By Edible Garden Intern

Portion of geological map of the Shepherdsville quadrangle, Billitt County, Kentucky, showing the formation layers expected at the drill site.
Portion of geological map of the Shepherdsville quadrangle, Billitt County, Kentucky, showing the formation layers expected at the drill site.

Day one, hour one of my food works internship at Bernheim put me right in the thick of one of the main objectives of my time here, helping assemble documentation for certification of the Edible Garden through the Living Building Challenge. Water well digging was a lesson in geology. A site was chosen just off Arboretum Drive near Holly Pond.


Background: Geologists Kurt Mason, Alan Goble, and Paul Howell agreed on this spot because this area is in a valley along a well-developed drainage line and underlain by the permeable Louisville Limestone over relatively impermeable Waldron Shale. The Shale creates a container for the fresh water that runs down the valley when it rains and then trickles though the limestone. The Limestone is exposed in the road cut on the left side as you head to the Visitor Center just across from the pond. The geologists point out that you can see a well-developed “plumbing system” of karstic fractures, and bedding planes openings.

The Edible Garden sits at a higher elevation, above New Albany Shale, which creates an impermeable cap for water to run off, heading down to the valley. Though the geologists offered that a well could be dug at the Garden site, it would have needed to be much deeper than one in the valley. Because it would possibly be dry part of the year, it ‘s very likely that the water would have been brackish to salty. Given these factors it was decided that running piping from the higher quality source was the best option rather than digging directly in the garden.

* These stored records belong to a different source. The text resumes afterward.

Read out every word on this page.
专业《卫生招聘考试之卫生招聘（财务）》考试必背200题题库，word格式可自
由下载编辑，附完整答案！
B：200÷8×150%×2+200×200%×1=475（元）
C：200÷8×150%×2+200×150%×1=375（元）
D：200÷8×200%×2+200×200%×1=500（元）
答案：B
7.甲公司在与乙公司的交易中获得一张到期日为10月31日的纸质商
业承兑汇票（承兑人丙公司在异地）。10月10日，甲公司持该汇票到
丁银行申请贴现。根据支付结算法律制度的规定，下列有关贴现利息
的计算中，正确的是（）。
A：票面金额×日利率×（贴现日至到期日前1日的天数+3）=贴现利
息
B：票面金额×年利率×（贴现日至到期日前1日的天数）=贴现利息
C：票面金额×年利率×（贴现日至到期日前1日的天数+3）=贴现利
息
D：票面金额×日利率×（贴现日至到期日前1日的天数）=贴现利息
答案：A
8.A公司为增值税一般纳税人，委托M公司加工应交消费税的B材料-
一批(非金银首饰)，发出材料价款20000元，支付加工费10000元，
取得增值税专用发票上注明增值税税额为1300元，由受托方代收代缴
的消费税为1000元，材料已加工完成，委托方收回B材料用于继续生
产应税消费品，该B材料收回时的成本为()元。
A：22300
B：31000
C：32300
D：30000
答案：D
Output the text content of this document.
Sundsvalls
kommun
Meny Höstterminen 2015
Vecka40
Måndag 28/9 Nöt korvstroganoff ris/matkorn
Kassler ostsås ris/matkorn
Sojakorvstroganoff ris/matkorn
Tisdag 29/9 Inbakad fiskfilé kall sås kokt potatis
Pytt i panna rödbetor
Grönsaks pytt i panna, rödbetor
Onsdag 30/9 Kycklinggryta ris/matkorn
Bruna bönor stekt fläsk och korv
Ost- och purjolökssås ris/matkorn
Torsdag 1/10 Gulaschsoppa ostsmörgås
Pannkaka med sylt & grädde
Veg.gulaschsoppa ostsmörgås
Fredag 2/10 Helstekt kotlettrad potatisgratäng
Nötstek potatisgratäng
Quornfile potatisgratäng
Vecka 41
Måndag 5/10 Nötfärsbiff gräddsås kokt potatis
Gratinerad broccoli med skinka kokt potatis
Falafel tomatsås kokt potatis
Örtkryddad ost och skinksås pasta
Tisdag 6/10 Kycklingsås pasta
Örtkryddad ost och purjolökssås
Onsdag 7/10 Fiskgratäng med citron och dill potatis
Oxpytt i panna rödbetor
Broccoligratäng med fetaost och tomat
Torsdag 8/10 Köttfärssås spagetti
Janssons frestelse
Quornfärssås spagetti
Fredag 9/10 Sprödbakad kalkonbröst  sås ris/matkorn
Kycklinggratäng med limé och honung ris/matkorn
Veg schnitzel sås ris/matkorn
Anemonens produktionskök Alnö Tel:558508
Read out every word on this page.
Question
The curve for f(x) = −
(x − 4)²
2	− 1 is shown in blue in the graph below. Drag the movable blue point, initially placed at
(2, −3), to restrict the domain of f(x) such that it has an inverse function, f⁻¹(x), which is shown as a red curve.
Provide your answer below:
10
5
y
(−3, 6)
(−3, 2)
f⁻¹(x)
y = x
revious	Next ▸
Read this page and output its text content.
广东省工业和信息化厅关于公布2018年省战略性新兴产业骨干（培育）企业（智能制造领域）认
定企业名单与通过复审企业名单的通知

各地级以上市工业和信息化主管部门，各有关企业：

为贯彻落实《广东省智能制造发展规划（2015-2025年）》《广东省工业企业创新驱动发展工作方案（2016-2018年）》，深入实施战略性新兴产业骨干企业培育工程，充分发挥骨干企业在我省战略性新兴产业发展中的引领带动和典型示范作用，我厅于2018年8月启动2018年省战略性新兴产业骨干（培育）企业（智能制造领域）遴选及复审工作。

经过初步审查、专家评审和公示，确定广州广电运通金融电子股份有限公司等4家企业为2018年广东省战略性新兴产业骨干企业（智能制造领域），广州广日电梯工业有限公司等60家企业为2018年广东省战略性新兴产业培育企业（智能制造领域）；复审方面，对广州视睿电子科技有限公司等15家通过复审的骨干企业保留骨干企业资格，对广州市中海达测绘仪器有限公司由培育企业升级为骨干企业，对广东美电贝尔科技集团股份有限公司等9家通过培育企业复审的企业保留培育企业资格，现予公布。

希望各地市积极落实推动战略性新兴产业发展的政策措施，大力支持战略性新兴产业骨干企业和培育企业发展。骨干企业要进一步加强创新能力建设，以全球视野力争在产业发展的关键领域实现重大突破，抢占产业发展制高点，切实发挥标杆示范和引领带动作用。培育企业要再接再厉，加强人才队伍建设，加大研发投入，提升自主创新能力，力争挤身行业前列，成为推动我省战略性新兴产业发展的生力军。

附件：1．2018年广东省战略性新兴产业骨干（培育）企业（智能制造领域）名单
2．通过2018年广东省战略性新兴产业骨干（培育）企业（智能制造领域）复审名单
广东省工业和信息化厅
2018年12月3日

Rock Drilling Inc. started setting up only minutes after I arrived at Bernheim and only went down 28ft when they hit water. Success before lunchtime!

A solar powered pump will soon be placed in the well to provide water to a 4000 gallon above ground holding tank in the garden. This tank triples the capacity of the existing garden cistern below ground. Another solar powered pump placed in the cistern will provide water to each of the four petal sections of the Garden’s raised beds. This is in addition to the existing hand pump at the center of the Garden, a favorite feature of our younger visitors. A water source at each petal will leave our head gardener, Cole, more time to plant, tend to the health, and development of the Edible Garden rather than hauling water by hand.

This well is a key element of the Garden’s irrigation system design for the Living Building Challenge. Certification under this program requires net zero water use and respects the natural hydrologic flow. I learned a lot on my first day at Bernheim and thought I’d share it with you fans of the Edible Garden!